Para Emerson Damasceno, que atua na advocacia há mais de 20 anos, o Judiciário brasileiro tem se modernizado e entendido as demandas de pessoas que entram com processos envolvendo discriminação por conta de deficiência.
“O número de denúncias vem aumentando de forma contundente, as pessoas estão muito mais informadas sobre os seus direitos, as pessoas não estão mais deixando passar esse tipo de situação porque elas já sabem que não é uma situação que deva ser deixada de lado, que aquilo ali pode ser caracterizado como crime. E o Judiciário quando provocado está começando a fazer a jurisprudência necessária”, afirma.
Conforme o presidente da Comissão de Defesa dos Direitos das Pessoas com Deficiência da OAB no Ceará, as seccionais da OAB no Brasil têm sido mais atuantes contra este tipo de conduta, e as instâncias judiciárias têm correspondido, apesar de “algumas decisões discrepantes”.
“É muito importante que as pessoas cada vez mais saibam que não se trata de uma mera brincadeira, que não é brincadeira, que não é humor, que não é só uma opinião.

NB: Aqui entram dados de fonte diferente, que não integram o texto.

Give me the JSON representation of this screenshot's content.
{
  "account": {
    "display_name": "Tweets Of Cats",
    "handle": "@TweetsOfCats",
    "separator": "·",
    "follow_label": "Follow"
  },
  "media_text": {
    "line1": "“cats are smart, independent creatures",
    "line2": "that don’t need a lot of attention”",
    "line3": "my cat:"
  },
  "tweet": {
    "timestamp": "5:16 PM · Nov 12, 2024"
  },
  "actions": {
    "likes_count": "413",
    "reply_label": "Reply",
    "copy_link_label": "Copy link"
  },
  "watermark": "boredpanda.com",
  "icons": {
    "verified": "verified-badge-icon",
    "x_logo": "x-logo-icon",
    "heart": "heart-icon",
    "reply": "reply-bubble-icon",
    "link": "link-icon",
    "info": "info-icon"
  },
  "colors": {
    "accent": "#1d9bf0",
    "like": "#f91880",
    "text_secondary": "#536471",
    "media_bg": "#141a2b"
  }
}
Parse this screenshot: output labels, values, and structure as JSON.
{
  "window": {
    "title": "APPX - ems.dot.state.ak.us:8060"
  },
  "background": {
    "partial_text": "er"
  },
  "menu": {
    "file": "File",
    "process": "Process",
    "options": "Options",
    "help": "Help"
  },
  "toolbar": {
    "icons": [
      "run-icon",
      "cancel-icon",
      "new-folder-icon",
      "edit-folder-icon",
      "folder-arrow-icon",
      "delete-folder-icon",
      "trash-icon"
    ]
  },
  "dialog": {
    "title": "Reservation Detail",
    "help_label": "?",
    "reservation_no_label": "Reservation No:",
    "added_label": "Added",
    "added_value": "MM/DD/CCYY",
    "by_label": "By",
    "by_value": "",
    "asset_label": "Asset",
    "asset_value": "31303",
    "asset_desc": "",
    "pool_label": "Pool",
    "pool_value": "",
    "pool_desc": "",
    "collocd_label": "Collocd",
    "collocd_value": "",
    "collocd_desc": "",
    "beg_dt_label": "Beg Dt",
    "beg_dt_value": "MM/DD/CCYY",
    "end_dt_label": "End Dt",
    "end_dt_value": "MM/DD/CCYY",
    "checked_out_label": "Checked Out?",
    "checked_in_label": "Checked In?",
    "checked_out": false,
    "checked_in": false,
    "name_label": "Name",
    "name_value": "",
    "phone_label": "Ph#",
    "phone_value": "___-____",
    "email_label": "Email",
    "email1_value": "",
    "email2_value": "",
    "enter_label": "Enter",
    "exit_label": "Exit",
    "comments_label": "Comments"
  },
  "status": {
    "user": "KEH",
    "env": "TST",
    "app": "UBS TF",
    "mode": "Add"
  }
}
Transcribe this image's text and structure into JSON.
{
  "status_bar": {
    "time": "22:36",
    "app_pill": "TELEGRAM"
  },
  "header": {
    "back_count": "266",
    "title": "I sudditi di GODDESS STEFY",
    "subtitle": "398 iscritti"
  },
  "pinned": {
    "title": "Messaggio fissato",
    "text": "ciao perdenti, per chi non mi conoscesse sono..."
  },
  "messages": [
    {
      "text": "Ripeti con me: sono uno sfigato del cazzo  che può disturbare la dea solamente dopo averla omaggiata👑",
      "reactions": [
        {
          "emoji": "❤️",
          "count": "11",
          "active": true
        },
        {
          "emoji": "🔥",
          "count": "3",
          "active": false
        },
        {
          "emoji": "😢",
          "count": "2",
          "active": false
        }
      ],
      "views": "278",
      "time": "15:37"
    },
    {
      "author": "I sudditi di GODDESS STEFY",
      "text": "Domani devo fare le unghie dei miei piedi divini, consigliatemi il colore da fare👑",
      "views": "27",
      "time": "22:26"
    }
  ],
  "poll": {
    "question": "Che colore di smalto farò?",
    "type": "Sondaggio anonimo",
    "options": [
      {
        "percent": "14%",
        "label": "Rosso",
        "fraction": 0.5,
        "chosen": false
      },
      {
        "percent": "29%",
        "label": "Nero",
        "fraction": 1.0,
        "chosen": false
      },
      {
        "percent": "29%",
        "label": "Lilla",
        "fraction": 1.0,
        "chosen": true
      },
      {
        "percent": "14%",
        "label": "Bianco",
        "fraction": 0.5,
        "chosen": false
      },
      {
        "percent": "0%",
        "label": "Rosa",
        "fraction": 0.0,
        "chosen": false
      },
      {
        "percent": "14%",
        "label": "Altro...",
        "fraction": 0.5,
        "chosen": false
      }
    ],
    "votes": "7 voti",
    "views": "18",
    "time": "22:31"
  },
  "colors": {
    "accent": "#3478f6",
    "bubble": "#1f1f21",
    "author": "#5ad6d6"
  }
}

Opinião eu tenho direito de dar, você tem o direito de estar, mas também tem o dever de responder por aquilo que você eventualmente comete através da liberdade de expressão", completa.
Acolhimento e dedicação-Conforme o Ministério da Saúde, dentro do Transtorno do Espectro Autista, algumas pessoas têm graus leves dentro do espectro e vivem "com total independência, apresentando discretas dificuldades de adaptação"; outras têm níveis mais avançados e vivem em "total dependência" para realizar as atividades cotidianas.
De acordo com o Ministério da Saúde, fazem parte do tratamento a pessoas com transtorno de espectro autista o acolhimento e maior dedicação.
"O cuidado à pessoa com TEA exige da família extensos e permanentes períodos de dedicação, provocando, em muitos casos, a diminuição das atividades de trabalho, lazer e até de negligência aos cuidados à saúde dos membros da família."
As diretrizes do ministério sobre o tratamento de pessoas autistas não faz qualquer referência à "peia" ou "chibata".